Mais surtout la composition et le rôle de ces « comités » seraient comiques, s’ils n’étaient pas purement et simplement inacceptables.
La loi propose, pour composer ces comités, de coopter des personnalités « indépendantes », dont l’indépendance est, bien sûr, garantie par leur cooptation ! Qui nous dira ce que sont une « personnalité », et une personnalité « indépendante » ? de qui et de quoi est-elle censée être « indépendante » ? (...)
Les porteurs de la proposition de loi ne semblent pas voir que le principe de la cooptation est anti-démocratique car il trace une frontière entre ceux qui s’entre-désignent (selon des critères très partiellement publics et dont la définition varie au gré de l’évolution de leurs intérêts) et ceux qui n’appartiennent pas à ce petit monde socialement très sélectif. (...)
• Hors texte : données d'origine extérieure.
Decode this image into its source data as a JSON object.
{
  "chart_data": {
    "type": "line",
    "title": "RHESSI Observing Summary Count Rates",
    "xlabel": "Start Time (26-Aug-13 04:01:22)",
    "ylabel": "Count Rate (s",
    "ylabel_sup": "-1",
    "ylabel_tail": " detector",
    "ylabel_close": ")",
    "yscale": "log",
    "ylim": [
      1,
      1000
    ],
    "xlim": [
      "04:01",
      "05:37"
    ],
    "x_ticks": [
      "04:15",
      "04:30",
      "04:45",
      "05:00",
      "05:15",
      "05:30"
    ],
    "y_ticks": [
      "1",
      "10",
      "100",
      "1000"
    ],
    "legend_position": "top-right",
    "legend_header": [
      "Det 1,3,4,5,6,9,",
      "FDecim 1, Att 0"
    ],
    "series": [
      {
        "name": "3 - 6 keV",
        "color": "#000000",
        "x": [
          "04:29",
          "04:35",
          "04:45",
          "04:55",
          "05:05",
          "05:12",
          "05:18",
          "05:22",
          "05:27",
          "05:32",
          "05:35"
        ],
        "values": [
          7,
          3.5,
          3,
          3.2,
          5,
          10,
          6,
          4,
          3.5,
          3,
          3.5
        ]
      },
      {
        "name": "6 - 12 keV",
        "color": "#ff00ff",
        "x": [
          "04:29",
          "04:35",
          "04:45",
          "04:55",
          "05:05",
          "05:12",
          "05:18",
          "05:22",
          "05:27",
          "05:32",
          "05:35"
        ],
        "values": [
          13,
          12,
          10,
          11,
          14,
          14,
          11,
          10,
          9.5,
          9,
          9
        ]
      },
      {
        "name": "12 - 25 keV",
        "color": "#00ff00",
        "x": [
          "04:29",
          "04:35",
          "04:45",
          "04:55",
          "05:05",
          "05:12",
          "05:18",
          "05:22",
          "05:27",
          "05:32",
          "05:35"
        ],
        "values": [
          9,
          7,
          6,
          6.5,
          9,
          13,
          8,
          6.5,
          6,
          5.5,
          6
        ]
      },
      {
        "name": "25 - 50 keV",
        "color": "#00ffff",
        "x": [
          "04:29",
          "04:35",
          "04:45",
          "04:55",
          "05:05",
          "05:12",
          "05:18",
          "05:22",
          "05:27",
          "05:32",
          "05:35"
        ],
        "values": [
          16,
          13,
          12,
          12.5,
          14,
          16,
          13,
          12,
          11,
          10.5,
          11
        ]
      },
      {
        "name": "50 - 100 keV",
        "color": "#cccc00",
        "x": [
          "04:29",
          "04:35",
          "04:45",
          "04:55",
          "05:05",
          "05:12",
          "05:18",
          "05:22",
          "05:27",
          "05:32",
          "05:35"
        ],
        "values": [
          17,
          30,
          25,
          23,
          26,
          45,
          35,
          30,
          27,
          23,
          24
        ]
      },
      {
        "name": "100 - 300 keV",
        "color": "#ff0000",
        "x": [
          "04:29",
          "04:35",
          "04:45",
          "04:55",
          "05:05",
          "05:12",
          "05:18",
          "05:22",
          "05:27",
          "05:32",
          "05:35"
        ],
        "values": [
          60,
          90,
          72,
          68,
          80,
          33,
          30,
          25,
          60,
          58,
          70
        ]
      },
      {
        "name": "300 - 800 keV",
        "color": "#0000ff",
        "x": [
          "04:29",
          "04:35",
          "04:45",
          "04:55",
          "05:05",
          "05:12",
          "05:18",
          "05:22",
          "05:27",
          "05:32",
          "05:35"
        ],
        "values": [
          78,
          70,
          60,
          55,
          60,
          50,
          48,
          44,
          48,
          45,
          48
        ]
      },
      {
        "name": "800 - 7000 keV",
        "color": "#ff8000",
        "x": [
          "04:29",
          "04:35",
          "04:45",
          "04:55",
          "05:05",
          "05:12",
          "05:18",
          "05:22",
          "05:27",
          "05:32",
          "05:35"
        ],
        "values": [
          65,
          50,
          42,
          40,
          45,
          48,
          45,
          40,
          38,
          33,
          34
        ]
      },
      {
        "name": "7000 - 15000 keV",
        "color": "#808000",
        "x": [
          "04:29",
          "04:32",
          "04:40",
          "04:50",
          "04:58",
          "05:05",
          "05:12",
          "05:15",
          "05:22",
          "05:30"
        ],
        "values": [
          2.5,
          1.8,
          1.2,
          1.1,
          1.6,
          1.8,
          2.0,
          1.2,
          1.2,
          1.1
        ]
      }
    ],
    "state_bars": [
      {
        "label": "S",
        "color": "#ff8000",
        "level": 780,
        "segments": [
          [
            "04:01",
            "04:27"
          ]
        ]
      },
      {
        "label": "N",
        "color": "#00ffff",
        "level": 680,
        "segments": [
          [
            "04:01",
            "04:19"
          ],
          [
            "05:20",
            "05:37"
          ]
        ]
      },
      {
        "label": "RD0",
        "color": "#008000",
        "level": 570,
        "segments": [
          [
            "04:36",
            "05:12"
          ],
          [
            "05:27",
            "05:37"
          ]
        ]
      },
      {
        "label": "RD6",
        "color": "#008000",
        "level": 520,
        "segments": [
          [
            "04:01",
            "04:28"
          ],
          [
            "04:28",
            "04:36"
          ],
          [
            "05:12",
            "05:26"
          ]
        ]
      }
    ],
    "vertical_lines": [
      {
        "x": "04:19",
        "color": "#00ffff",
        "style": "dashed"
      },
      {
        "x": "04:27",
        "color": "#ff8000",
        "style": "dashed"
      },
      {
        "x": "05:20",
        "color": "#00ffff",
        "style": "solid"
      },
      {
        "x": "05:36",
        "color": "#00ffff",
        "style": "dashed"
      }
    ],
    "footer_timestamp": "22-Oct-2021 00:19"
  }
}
L’ensemble des dispositions prévues sera placé sous la dépendance du CSA.
Ledit CSA, organisme fantoche et organisme croupion, restera fondamentalement inchangé, au lieu d’être transformé en Conseil national des médias, de tous les médias, dont la composition pourrait être effectivement démocratique et les missions redéfinies, comme nous le proposons [6].
Et pourtant cet organisme inchangé sera surchargé : investi des nouveaux pouvoirs, à la fois dérisoires et arbitraires. (...)
Les revendications d’un statut juridique des rédactions et d’une annexion d’une charte de déontologie à la convention collective des journalistes ? Retoquées ! Le projet d’un « Conseil de la presse » sur lequel Acrimed avait été consulté en 2014 [8] ? Abandonné ! Tout le pouvoir au CSA. (...)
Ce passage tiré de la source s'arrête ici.